Xundu gave further details on the R200 million worth of sensor technology being acquired for Operation Corona in 2025/6, and this includes a Geographic Information System (GIS) capability (R22.5 million); intelligence collection and processing capabilities (R47 million under Project Baobab); upgraded Chaka command and control system (R7.2 million); Reutech RSR 903 radars (R57 million); 60 observation posts (R16 million under Project Dominate); 16 quadcopter unmanned aerial vehicles (R16 million); and two long range UAVs (R24 million).

The SANDF would like approximately R800 million for a new command and control system, surveillance cameras, artillery observation capability, and air defence radars, but funding for this is unlikely. The Navy would like an additional R6 billion for coastal radars and UAVs for border security, the refit of vessels and the expansion of the Maritime Reaction Squadron as well as 35 and 76 mm ammunition, Exocet missiles and torpedoes, but again funding is unlikely to materialise.

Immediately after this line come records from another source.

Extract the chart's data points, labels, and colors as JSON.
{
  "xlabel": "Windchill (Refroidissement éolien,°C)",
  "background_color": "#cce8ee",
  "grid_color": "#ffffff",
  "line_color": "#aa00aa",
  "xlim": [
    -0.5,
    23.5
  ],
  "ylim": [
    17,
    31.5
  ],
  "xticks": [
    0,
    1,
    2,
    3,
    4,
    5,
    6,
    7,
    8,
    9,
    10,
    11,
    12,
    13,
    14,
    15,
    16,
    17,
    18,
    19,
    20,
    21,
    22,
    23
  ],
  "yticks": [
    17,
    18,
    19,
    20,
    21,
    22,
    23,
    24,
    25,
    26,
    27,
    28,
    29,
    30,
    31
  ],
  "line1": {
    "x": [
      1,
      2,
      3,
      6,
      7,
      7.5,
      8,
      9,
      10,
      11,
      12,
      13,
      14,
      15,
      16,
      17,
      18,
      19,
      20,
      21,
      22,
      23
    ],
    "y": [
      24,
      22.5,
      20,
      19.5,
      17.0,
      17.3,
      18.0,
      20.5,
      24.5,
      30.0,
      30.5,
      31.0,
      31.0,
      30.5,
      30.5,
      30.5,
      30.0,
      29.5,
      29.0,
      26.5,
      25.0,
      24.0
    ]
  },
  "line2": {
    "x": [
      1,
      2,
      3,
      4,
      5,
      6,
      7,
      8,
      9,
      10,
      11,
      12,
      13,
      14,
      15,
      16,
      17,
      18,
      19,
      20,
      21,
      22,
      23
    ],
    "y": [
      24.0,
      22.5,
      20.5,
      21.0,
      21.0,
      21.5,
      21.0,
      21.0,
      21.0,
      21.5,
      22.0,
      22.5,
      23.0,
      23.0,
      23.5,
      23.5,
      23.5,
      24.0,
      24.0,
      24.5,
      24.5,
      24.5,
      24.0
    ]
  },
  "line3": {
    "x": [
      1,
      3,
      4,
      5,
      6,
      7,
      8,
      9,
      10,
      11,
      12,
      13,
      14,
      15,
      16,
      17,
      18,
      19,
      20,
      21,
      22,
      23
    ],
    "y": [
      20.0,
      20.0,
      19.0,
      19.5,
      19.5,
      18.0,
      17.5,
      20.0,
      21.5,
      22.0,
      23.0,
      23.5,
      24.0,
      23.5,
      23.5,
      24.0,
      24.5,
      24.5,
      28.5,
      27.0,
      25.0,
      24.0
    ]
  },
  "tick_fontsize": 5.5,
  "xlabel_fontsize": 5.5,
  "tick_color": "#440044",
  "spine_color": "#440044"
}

Meanwhile, the SA Military Health Service (SAMHS) is getting funds to procure ambulances and deployed medical equipment to ensure military health support along the borderline. Over R180 million is being provided by National Treasury between 2023 and 2025 for ambulances, X-ray machines, and deployable medical equipment.

For fully effective border safeguarding, Xundu said the defence force as a whole needs to be rejuvenated and re-equipped, and this would cost R41 billion over 25 years. National Treasury has allocated R3.3 billion to the SANDF over three years, with R1 billion allocated in 2023/24 for C-130 Hercules maintenance, and R1.4 billion allocated over the next three years for the maintenance and repair of navy ships and submarines.